In some ways the family were both medical pioneers and historical footnotes. "What the Ayalas did doesn't happen anymore," says Dr. Arthur Caplan, a medical ethicist at the University of Pennsylvania. In 1990 the donor registry had only 17,000 names. "Today there is a gigantic national marrow donor program where you'd find a match for many people. You wouldn't have to have a baby." Also new drugs like Gleevec, which kills off abnormal blood cells, mean fewer leukemia patients need marrow transplants.

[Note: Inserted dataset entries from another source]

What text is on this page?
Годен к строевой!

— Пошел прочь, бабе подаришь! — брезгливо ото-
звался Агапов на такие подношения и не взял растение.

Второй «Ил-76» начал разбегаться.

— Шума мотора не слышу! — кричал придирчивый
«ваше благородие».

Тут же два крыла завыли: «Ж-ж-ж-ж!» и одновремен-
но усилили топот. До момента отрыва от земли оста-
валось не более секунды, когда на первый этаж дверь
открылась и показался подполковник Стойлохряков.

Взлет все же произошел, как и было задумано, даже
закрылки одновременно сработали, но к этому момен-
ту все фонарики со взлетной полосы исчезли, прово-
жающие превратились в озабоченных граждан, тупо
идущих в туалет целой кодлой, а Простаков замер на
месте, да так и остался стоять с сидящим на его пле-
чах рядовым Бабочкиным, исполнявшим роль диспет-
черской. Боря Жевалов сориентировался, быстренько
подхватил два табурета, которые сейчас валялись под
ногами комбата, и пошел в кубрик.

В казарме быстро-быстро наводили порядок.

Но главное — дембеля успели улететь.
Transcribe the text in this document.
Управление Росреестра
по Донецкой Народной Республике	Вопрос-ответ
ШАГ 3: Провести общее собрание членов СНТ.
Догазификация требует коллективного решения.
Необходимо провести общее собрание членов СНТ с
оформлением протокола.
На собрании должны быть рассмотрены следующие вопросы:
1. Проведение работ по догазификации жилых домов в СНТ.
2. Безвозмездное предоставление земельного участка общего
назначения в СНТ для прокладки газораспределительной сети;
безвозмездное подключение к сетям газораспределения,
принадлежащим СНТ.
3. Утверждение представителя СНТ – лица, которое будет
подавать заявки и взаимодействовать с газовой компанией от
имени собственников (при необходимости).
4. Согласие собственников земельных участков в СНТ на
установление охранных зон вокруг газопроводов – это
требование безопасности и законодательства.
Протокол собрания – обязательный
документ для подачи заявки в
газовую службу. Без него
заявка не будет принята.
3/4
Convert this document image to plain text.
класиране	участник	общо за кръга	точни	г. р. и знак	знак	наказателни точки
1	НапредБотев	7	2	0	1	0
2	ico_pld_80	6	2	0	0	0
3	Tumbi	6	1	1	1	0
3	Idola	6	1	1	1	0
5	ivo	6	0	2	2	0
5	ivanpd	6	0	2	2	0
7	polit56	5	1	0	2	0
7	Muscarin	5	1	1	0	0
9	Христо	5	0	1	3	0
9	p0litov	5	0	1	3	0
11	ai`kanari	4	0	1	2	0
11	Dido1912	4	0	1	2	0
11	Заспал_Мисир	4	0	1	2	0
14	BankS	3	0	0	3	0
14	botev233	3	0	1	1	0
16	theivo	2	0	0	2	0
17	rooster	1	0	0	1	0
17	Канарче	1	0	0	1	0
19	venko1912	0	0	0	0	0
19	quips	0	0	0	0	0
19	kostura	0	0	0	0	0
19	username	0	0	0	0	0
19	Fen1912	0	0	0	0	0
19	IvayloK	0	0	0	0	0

Today Anissa remains cancer-free and is a development director for the Leukemia and Lymphoma Society, through which she has started the Marissa Eve Ayala Research Fund (lls.org). She and her fiancé, Robert, reside close to her parents' Walnut, Calif., home, where Marissa lives while studying to become a teacher. Cancer treatment left Anissa unable to have children, but with a 17-year age difference, says Marissa, "she's like my second mom." Of the event that made her briefly famous, she says, "I don't remember a thing about it." The soft-spoken teen downplays her role in her gregarious sibling's recovery, saying, "I'm not special because I gave her bone marrow. We're both special because of the way we connect." Adds Anissa: "She's not once said, 'You owe me.' I've been so lucky to have a life. And even luckier that Marissa's in it."